A group of liberal journalists used a now-defunct listserv to debate the merits of whether the federal government should forcibly shut down Fox News, according to a report in The Daily Caller.

The online publication earlier reported that the journalists in the private group discussed ways to shield Barack Obama from the Rev. Jeremiah Wright scandal when Obama was a presidential candidate. The latest article showed that several members of Journolist aired complaints about Fox News on the listserv in March of this year and debated how best to rein it in.

Guardian columnist Daniel Davies, who said he was "genuinely scared" of the network, reportedly said "peer pressure" and "self-regulation" were not working.

"In order to have even a semblance of control, you need a tough legal framework," he said.

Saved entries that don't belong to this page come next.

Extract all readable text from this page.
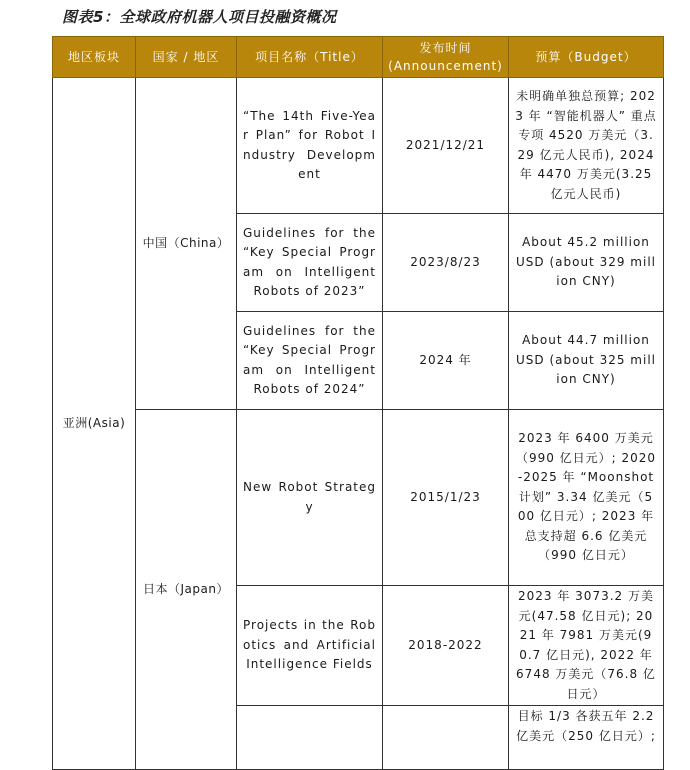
图表5：全球政府机器人项目投融资概况
地区板块	国家 / 地区	项目名称（Title）	发布时间
(Announcement)	预算（Budget）
亚洲(Asia)	中国（China）	“The 14th Five-Year Plan” for Robot Industry Development	2021/12/21	未明确单独总预算; 2023 年 “智能机器人” 重点专项 4520 万美元（3.29 亿元人民币), 2024 年 4470 万美元(3.25 亿元人民币)
		Guidelines for the “Key Special Program on Intelligent Robots of 2023”	2023/8/23	About 45.2 million USD (about 329 million CNY)
		Guidelines for the “Key Special Program on Intelligent Robots of 2024”	2024 年	About 44.7 million USD (about 325 million CNY)
	日本（Japan）	New Robot Strategy	2015/1/23	2023 年 6400 万美元（990 亿日元）; 2020-2025 年 “Moonshot 计划” 3.34 亿美元（500 亿日元）; 2023 年总支持超 6.6 亿美元（990 亿日元）
		Projects in the Robotics and Artificial Intelligence Fields	2018-2022	2023 年 3073.2 万美元(47.58 亿日元); 2021 年 7981 万美元(90.7 亿日元), 2022 年 6748 万美元（76.8 亿日元）
				目标 1/3 各获五年 2.2 亿美元（250 亿日元）;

According to the report, UCLA law professor Jonathan Zasloff urged the federal government to stop the network.

"I hate to open this can of worms, but is there any reason why the FCC couldn't simply pull their broadcasting permit once it expires?" he wrote.

Time's Michael Scherer said Fox News used criticism only to build "tribal identity," but questioned whether the White House should be distinguishing between media organizations like that.

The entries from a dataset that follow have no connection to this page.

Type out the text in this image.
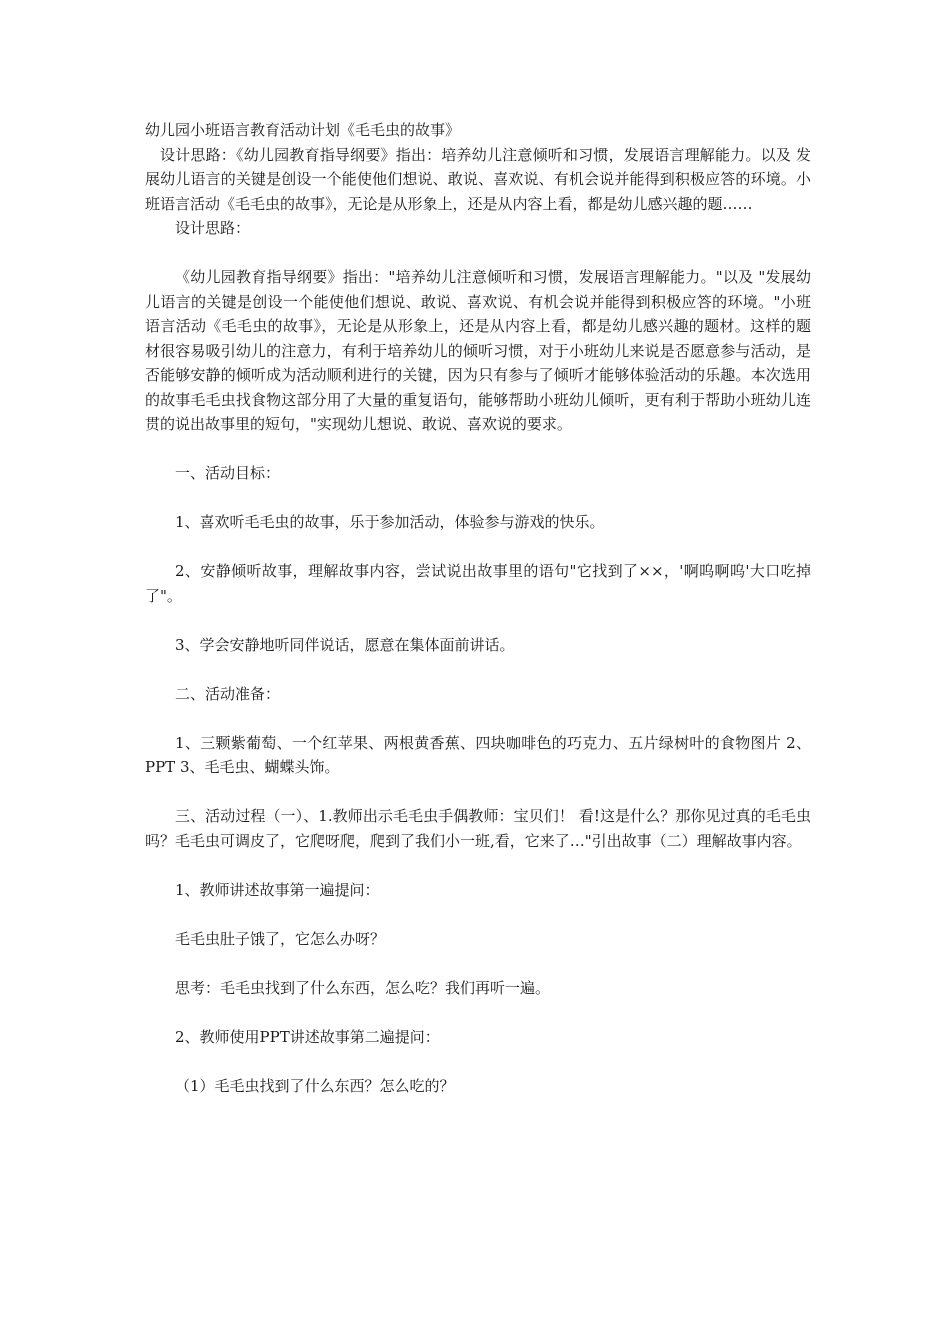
幼儿园小班语言教育活动计划《毛毛虫的故事》

设计思路：《幼儿园教育指导纲要》指出：培养幼儿注意倾听和习惯，发展语言理解能力。以及 发展幼儿语言的关键是创设一个能使他们想说、敢说、喜欢说、有机会说并能得到积极应答的环境。小班语言活动《毛毛虫的故事》，无论是从形象上，还是从内容上看，都是幼儿感兴趣的题……

设计思路：

《幼儿园教育指导纲要》指出："培养幼儿注意倾听和习惯，发展语言理解能力。"以及 "发展幼儿语言的关键是创设一个能使他们想说、敢说、喜欢说、有机会说并能得到积极应答的环境。"小班语言活动《毛毛虫的故事》，无论是从形象上，还是从内容上看，都是幼儿感兴趣的题材。这样的题材很容易吸引幼儿的注意力，有利于培养幼儿的倾听习惯，对于小班幼儿来说是否愿意参与活动，是否能够安静的倾听成为活动顺利进行的关键，因为只有参与了倾听才能够体验活动的乐趣。本次选用的故事毛毛虫找食物这部分用了大量的重复语句，能够帮助小班幼儿倾听，更有利于帮助小班幼儿连贯的说出故事里的短句，"实现幼儿想说、敢说、喜欢说的要求。

一、活动目标：

1、喜欢听毛毛虫的故事，乐于参加活动，体验参与游戏的快乐。

2、安静倾听故事，理解故事内容，尝试说出故事里的语句"它找到了××，'啊呜啊呜'大口吃掉了"。

3、学会安静地听同伴说话，愿意在集体面前讲话。

二、活动准备：

1、三颗紫葡萄、一个红苹果、两根黄香蕉、四块咖啡色的巧克力、五片绿树叶的食物图片 2、PPT 3、毛毛虫、蝴蝶头饰。

三、活动过程（一）、1.教师出示毛毛虫手偶教师：宝贝们！ 看!这是什么？那你见过真的毛毛虫吗？毛毛虫可调皮了，它爬呀爬，爬到了我们小一班,看，它来了…"引出故事（二）理解故事内容。

1、教师讲述故事第一遍提问：

毛毛虫肚子饿了，它怎么办呀？

思考：毛毛虫找到了什么东西，怎么吃？我们再听一遍。

2、教师使用PPT讲述故事第二遍提问：

（1）毛毛虫找到了什么东西？怎么吃的？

But Zasloff went further, suggesting it was acceptable for the White House to pick and choose which reporters get press passes -- a concept Scherer again questioned.

According to the report, the New Republic's John Judis said Scherer's skepticism would make sense "pre-fox."

"Now it is only tactical," he wrote.

Time magazine released a statement Wednesday evening disputing the report.

"Michael Scherer fully disputes The Daily Caller’s account, which selectively quotes his e-mails and takes his comments about the changing news landscape entirely out of context. In his emails he vocally opposes any suggestions to restrict Fox News," a Time spokesperson said.

Tucker Carlson, a Fox News contributor who started the online Daily Caller, said Wednesday that the listserv commentary as a whole proves the press took sides in the presidential election.

"It's an appalling story. It's something that a lot of us suspected was going on. This verifies, in fact, it was going on," he told Fox News.

In 2008, journalists working for Time, Politico, the Huffington Post, the Baltimore Sun, the Guardian, Salon and the New Republic expressed outrage on the listserv over the tough questioning Obama received from ABC anchors Charlie Gibson and George Stephanopoulos at a debate. Some of them plotted to protect Obama from the swirling Wright controversy, according to the Daily Caller.

Spencer Ackerman of the Washington Independent pressed his fellow journalists to deflect attention from Obama's relationship with Wright by shifting topics to one of Obama's conservative critics, the Daily Caller reported.

"Fred Barnes, Karl Rove, who cares - and call them racists," Ackerman wrote.

Michael Tomasky, a writer for the Guardian, urged his fellow members of Journolist to do "what we can to kill ABC and this idiocy in whatever venues we have."

"This isn't about defending Obama," he wrote. "This is about how the (mainstream media) kills any chance of discourse that actually serves the people."

Journolist was shut down last month after leaks exposing member Dave Weigel's scornful remarks of conservatives led to his resignation at the Washington Post as a blogger covering the conservative movement.